Vancouver Innovation Hub

Artistic rendering of the zoning changes to the area of the Vancouver Innovation Hub area. (City of Vancouver)

Competitors are being asked to incorporate a 300,000 sq. ft. redevelopment, including about 76,000 sq. ft. of market and non-market housing and 200,000 sq. ft. of commercial space.

These commercial spaces should be considered for light industrial start-ups and accelerators, affordable industrial space for social enterprises and other uses, and market rate spaces for laboratory, digital, and other office uses.

Additionally, 50,000 sq. ft. of space for non-market industrial arts production must be built for the municipal government. This should consist of double-height spaces for the movement of large works and stage sets in and out to support the theatre productions in downtown Vancouver.

“Synergistic market uses will be encouraged to collocate with the industrial arts anchor to establish a world-class centre of art production and cultural economy,” continue the regulations.

About 11,400 sq. ft. of the lot will be need to set aside for a public plaza that runs through the north-south spine of the entire Innovation Hub.

Vancouver Innovation Hub

Location of the Vancouver Innovation Hub area, with the competition parcel highlighted in red. (City of Vancouver)

The winning design submission will not only “unlock potential opportunities on the site” but could also set a new benchmark or standard in design that could be applied across the entire district.

“These spaces will serve as an extension of the workplaces surrounding it and create opportunities for public showcase of Vancouver’s leading companies of innovation.”

Other considerations relate to creating ground floor space that activates the streets and public realm, and presenting “unique solutions” to the new street grid in the area, such as car-free and car-light streets with high-quality walking and cycling amenities.

The successful proponent will lease the 1.5-acre site from the municipal government over a 99-year term. Teams that are interested in submitting proposals must state their interest no later than June 15.

This competition is part of a wider ‘Reinventing Cities’ open source international competition. A total of 19 cities are offering urban sites for new developments that will be global model examples of projects that “drive carbon neutral and resilient urban regeneration.”
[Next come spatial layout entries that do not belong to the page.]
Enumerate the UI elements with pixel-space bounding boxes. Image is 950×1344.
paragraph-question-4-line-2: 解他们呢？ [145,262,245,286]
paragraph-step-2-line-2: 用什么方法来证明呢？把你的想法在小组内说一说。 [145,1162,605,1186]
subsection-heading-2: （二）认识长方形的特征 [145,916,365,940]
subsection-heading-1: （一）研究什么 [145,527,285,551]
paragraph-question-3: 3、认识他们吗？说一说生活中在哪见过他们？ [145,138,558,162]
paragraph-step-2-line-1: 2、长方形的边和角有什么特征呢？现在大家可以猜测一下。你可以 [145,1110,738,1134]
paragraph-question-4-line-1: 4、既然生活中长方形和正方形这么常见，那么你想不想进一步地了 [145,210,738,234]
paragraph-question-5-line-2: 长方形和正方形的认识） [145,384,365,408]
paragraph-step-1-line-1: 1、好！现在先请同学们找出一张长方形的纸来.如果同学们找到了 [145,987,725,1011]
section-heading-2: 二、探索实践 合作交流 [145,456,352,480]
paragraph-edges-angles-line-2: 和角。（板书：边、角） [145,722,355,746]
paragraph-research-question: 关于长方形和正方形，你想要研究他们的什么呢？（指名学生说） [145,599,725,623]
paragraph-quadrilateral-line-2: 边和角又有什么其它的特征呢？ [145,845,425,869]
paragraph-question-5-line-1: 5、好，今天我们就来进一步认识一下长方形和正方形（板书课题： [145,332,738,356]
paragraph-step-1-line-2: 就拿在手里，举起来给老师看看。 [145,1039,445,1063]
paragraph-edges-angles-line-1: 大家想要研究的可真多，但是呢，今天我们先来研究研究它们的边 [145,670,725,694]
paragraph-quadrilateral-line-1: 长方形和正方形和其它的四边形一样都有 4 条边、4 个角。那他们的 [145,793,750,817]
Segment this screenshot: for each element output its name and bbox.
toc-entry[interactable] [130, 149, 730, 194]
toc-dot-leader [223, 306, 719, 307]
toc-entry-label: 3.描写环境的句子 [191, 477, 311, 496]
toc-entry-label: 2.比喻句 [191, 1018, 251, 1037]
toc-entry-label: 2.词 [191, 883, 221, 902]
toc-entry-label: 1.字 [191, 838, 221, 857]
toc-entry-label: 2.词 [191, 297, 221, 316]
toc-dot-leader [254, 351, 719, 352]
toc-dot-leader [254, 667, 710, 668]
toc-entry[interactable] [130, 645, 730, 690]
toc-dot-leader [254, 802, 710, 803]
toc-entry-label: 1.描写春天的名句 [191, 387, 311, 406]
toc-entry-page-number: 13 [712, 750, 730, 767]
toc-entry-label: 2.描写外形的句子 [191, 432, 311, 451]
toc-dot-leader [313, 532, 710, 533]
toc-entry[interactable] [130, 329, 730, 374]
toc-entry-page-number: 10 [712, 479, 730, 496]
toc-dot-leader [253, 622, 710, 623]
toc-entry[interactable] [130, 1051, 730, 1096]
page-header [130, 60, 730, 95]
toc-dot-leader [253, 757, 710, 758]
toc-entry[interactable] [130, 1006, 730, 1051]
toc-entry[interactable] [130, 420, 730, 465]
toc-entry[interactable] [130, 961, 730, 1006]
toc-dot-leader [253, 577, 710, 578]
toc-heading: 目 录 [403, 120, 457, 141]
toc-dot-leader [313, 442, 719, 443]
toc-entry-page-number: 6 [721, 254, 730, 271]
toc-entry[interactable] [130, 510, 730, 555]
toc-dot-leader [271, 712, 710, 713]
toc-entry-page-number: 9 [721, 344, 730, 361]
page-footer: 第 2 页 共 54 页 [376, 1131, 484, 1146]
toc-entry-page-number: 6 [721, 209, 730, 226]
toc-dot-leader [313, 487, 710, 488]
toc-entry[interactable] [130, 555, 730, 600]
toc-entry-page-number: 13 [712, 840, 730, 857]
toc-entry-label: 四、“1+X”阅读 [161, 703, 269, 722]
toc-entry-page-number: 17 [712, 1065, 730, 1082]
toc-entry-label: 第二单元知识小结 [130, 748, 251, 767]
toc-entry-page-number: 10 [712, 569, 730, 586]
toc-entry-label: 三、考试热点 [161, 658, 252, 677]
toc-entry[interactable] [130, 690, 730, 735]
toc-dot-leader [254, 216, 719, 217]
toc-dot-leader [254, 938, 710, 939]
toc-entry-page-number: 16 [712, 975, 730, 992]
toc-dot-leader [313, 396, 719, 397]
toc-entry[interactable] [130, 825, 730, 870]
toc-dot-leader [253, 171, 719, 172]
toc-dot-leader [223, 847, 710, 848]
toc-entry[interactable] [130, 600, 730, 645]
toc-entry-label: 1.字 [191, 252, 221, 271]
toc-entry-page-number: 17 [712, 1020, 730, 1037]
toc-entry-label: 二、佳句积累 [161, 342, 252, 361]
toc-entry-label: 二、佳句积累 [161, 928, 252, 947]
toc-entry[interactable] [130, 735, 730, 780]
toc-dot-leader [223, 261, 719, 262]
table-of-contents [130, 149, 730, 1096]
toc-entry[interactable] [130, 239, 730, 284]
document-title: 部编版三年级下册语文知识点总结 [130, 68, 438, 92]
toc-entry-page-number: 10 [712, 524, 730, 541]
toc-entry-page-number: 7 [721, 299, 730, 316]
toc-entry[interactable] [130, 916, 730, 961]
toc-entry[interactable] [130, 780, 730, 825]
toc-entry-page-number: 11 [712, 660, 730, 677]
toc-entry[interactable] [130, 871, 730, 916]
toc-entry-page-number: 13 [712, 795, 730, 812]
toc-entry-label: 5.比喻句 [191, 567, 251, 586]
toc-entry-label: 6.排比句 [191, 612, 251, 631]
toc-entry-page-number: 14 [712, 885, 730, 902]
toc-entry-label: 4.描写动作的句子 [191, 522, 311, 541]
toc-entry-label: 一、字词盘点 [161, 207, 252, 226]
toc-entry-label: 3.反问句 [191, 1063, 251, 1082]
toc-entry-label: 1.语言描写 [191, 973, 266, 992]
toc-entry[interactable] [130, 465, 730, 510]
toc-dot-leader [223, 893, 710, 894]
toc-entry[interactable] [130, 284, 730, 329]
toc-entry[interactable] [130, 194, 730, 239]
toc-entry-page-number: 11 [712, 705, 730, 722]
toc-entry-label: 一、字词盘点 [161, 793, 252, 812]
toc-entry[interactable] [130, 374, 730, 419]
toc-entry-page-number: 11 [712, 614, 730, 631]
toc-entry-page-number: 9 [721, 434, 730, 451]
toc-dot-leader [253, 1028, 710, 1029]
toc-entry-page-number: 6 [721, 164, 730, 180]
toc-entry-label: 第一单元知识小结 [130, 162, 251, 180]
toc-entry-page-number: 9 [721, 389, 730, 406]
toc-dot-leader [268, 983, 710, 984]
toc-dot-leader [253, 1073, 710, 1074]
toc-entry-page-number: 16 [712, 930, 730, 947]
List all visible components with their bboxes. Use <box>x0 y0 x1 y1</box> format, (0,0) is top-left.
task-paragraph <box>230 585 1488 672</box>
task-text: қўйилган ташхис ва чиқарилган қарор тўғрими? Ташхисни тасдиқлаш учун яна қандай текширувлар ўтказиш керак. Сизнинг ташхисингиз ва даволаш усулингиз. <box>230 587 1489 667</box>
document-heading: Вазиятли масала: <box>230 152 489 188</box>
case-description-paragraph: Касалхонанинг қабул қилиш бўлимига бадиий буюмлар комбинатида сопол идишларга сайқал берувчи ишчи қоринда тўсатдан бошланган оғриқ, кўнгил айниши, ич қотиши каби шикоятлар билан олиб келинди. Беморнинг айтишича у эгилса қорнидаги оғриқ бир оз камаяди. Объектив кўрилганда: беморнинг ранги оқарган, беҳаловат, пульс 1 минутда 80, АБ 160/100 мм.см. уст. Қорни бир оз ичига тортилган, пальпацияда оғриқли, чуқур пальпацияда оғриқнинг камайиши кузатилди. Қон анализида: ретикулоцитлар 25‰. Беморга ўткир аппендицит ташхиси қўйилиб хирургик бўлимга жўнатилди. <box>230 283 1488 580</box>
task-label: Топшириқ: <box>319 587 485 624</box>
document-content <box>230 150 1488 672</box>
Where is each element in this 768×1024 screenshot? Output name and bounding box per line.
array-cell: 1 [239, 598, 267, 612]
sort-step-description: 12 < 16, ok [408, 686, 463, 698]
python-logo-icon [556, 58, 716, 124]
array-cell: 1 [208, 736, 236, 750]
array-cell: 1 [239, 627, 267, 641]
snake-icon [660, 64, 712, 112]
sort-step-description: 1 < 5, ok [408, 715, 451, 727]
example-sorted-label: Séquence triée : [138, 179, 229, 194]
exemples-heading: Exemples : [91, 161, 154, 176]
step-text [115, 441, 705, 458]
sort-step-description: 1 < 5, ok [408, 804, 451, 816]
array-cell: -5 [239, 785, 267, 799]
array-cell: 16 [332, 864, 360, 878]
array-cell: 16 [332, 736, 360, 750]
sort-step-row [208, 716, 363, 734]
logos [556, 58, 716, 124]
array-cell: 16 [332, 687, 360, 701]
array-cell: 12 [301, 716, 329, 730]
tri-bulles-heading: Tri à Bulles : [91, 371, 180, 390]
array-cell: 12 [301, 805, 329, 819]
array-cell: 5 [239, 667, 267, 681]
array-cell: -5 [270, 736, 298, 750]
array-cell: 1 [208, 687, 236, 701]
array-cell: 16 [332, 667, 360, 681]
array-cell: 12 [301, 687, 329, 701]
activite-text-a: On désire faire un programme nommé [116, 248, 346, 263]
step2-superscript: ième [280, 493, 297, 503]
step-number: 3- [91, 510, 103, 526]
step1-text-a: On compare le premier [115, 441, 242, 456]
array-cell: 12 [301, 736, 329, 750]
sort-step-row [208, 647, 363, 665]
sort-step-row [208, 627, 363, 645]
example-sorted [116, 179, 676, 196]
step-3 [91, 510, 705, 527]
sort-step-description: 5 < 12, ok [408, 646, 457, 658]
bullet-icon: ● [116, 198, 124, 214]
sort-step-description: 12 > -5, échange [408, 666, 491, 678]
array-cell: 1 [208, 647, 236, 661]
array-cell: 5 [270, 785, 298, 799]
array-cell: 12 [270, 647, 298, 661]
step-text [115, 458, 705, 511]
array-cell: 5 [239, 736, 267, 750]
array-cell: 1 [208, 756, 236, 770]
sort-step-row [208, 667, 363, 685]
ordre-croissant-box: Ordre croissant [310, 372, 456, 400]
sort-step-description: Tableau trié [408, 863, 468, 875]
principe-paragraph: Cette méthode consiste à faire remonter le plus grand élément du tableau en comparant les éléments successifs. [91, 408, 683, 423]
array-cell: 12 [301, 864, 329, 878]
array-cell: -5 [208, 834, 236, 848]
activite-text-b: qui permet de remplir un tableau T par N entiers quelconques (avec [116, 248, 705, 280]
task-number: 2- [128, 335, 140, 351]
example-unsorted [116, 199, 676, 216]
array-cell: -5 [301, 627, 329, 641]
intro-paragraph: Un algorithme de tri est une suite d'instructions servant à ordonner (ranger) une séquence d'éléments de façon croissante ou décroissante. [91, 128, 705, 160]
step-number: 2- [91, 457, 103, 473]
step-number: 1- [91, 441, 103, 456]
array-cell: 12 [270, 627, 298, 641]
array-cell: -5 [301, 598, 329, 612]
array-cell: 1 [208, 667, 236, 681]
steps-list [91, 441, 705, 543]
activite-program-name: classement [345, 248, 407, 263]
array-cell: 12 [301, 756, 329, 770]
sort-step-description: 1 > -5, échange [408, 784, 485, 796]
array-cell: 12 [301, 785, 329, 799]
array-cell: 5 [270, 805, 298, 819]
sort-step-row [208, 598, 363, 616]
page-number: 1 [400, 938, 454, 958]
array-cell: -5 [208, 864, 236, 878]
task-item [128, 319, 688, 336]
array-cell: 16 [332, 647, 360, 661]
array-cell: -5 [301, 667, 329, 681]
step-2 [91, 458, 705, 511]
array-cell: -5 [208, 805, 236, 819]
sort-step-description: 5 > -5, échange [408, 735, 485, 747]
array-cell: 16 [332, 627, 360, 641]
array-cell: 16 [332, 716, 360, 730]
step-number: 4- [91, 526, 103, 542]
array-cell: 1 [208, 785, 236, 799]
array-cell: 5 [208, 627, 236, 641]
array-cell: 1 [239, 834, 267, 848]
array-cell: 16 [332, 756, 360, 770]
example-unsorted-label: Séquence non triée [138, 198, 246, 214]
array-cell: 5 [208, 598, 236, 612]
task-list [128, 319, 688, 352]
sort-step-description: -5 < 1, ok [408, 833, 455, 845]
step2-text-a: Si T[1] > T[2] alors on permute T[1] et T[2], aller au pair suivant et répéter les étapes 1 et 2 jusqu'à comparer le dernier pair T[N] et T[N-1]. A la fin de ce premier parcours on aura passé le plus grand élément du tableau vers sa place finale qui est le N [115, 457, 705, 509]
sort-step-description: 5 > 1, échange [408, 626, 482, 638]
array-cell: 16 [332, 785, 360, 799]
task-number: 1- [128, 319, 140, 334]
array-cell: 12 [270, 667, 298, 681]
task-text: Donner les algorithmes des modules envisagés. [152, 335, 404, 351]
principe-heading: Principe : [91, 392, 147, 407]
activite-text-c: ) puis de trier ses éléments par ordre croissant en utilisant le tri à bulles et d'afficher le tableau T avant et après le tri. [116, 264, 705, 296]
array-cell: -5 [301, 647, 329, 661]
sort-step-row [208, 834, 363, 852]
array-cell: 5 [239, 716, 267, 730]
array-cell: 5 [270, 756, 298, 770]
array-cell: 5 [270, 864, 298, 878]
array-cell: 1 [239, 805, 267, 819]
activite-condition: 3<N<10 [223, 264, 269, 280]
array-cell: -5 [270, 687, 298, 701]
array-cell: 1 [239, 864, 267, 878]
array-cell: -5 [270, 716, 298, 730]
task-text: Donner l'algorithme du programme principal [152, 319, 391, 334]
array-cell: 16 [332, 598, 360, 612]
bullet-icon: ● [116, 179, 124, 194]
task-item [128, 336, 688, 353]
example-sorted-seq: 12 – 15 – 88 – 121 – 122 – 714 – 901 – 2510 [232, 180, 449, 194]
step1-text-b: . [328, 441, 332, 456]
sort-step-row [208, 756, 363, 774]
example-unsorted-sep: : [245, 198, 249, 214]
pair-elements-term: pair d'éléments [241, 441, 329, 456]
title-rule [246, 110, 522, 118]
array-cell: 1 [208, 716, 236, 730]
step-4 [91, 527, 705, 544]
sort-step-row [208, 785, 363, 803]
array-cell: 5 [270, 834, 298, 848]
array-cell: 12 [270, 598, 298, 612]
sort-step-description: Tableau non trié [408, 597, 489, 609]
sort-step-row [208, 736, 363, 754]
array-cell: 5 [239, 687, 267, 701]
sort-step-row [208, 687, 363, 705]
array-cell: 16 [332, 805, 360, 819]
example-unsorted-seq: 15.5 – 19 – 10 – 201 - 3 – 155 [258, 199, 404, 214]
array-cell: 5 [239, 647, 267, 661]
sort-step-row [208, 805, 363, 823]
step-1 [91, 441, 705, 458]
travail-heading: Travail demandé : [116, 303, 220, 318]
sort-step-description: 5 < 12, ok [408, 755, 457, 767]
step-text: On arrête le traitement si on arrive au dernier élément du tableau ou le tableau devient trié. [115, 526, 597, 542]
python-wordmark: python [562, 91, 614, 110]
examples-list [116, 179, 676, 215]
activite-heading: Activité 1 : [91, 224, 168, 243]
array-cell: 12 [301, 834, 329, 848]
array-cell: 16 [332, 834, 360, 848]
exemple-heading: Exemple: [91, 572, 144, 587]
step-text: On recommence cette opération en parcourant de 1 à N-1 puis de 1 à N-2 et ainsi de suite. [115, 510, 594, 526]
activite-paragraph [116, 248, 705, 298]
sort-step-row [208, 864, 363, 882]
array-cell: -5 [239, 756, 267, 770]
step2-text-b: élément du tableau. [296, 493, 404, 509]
“Not only will the bidder teams need to creatively address both content and form, they will also need to demonstrate that environmental performances can be achieved in combination with noteworthy architecture and community benefits, keeping in mind the potential for duplicating their approach across the city and elsewhere in the world,” reads the competition description on Reinventing Cities’ website.

Other participating cities consist of Auckland, Cape Town, Chicago, Houston, Madrid, Mexico City, Milan, Montreal, Oslo, Paris, Portland, Reykjavik, Rio de Janeiro, Salvador, and San Francisco.

A similar project is being engaged in Toronto as part of the Waterfront Toronto redevelopment, except that it is being internally corporately driven by a partnership with Google’s Sidewalk Labs.

The tech giant will redevelop a 12-acre City-owned parcel on Toronto’s eastern waterfront into a model environmentally friendly mixed-use district with housing and job-creating spaces. It is the first part of the overall 800-acre revitalization of the industrial lands east of downtown on the Lake Ontario waterfront.